Bird Excrement – Stains from bird excrement can be removed with any good cleaner. Depending on the stain, it may also require some agitation to remove. Sometimes bird excrement contains staining elements of nearby berries, and these can be the most difficult to remove.

 Artillery Fungus – Artillery fungus is also often referred to as shotgun fungus. Artillery fungus is a wood decay fungus that is prominent in wood-chip mulch that is used in landscaping.

Sooner or later most of you will run into Artillery Fungus (groupings of little black specks that stick ferociously onto every surface they hit). They appear most often on light-colored house siding, but can also appear on windows, decks, cars, and other surfaces around the house.

The culprit is a fungus that thrives on the decomposition of natural landscape mulches. It grows in sunny, moist areas where there is organic, decaying mulch such as pine straw. The ideal material for this growth is bark mulch.

Sphaerobolus (commonly called either “artillery fungus” or “sphere thrower” fungus) forcibly ejects a peridiole (or speck) from the body of the fungi for a considerable distance. Peridioles can be projected vertically for more than 6 ft and horizontally for over 20 ft. As with most fungi, growth is influenced by temperature, light, and moisture. When temperatures range between 50°F and 68°F and moisture levels are adequate, the fungus produces fruiting bodies. These structures usually form on the material (bark, dung, or decaying plant material) in autumn and spring and are quite small (approximately 1/10 inch in diameter). Because of their size, they are often very difficult to find in the mulch although areas supporting growth of the fungus may appear matted or gray and somewhat bleached in color. As the fruiting structures mature, they usually remain active or “shoot” for approximately 2-3 weeks. Adequate light and moisture are also necessary for ejection or discharge of the peridiole. This process creates enough force (1/10,000 horsepower) to propel the peridioles into the air. This ejection process is phototropic (the peridioles are projected toward the light). The peridioles are typically quite sticky and, since they are forcibly ejected, they readily adhere to objects upon which they make impact. When the peridioles dry, they become very difficult to remove. Unfortunately, Sphaerobolus can be long-lived and peridioles have been found to still be viable for up to 12 years. Peridioles can also be naturally dispersed by wind or over great distances on plant debris, mulch, animal fur, and even animal dung.

Traditional house-washing chemicals aren’t very successful at removing these specks. The only effective method for cleaning these spores off of house surfaces is 1) to get to the spots within three weeks of emergence; and 2) using Artillery Fungus And Spore Remover with high water temperatures and approximately 2,500 PSI (possibly accompanied by scrubbing with a stiff brush).

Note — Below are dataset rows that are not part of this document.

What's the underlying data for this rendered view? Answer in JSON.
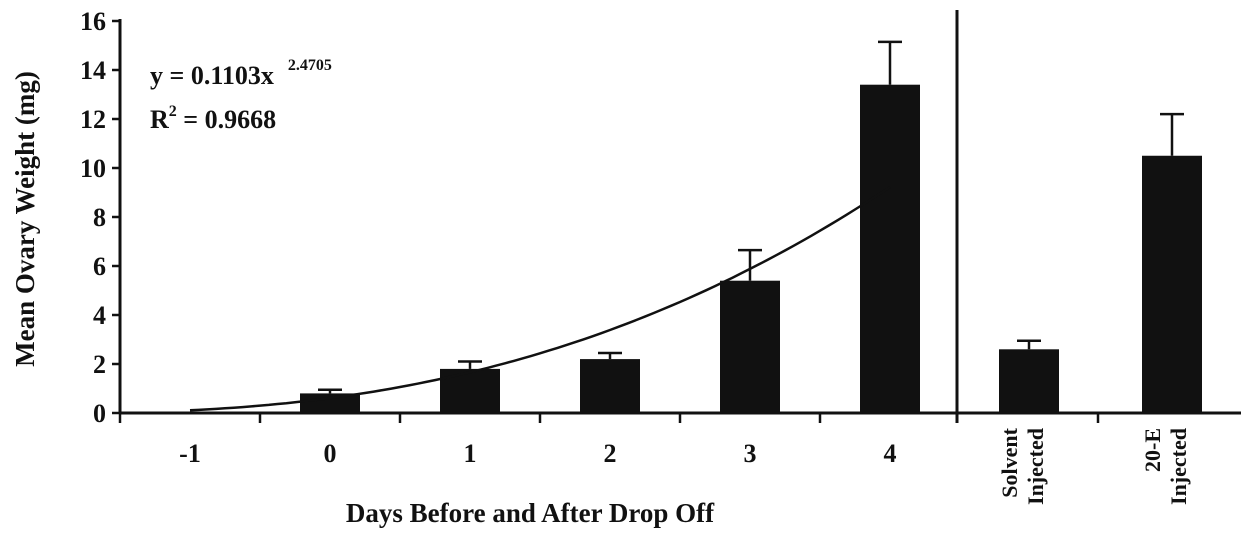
{
  "chart_data": {
    "type": "bar",
    "ylabel": "Mean Ovary Weight (mg)",
    "xlabel": "Days Before and After Drop Off",
    "ylim": [
      0,
      16
    ],
    "yticks": [
      0,
      2,
      4,
      6,
      8,
      10,
      12,
      14,
      16
    ],
    "grid": false,
    "legend": "none",
    "bar_color": "#111111",
    "time_series": {
      "categories": [
        "-1",
        "0",
        "1",
        "2",
        "3",
        "4"
      ],
      "x": [
        -1,
        0,
        1,
        2,
        3,
        4
      ],
      "values": [
        0,
        0.8,
        1.8,
        2.2,
        5.4,
        13.4
      ],
      "error_plus": [
        0,
        0.15,
        0.3,
        0.25,
        1.25,
        1.75
      ]
    },
    "treatment_groups": {
      "categories": [
        {
          "line1": "Solvent",
          "line2": "Injected"
        },
        {
          "line1": "20-E",
          "line2": "Injected"
        }
      ],
      "values": [
        2.6,
        10.5
      ],
      "error_plus": [
        0.35,
        1.7
      ]
    },
    "trendline": {
      "type": "power",
      "a": 0.1103,
      "b": 2.4705,
      "x_offset": 2,
      "x_range": [
        -1,
        4
      ],
      "equation": {
        "prefix": "y = 0.1103x",
        "exponent": "2.4705",
        "r2_label": "R",
        "r2_sup": "2",
        "r2_value": " = 0.9668"
      }
    }
  }
}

NOTE: The number of spore spots that can be removed decreases dramatically in proportion to the time it has been adhered to the siding.

Preventing further outbreaks is the best way to deal with this problem. Once the Artillery Fungus has made an appearance, homeowners should completely remove all bark and hardwood mulch from around the home. This includes removing the topsoil from the mulch bed, as the spores can still grow in the soil, and replacing it with non-organic matter, such as decorative stone or rubber mulch products.

Caution during the cleaning process is necessary. Beyond the potential for damaging the surface you are cleaning, scraping the specks off and allowing them to land in a medium such as soil may set the stage for these spores to re-grow and start the cycle all over again.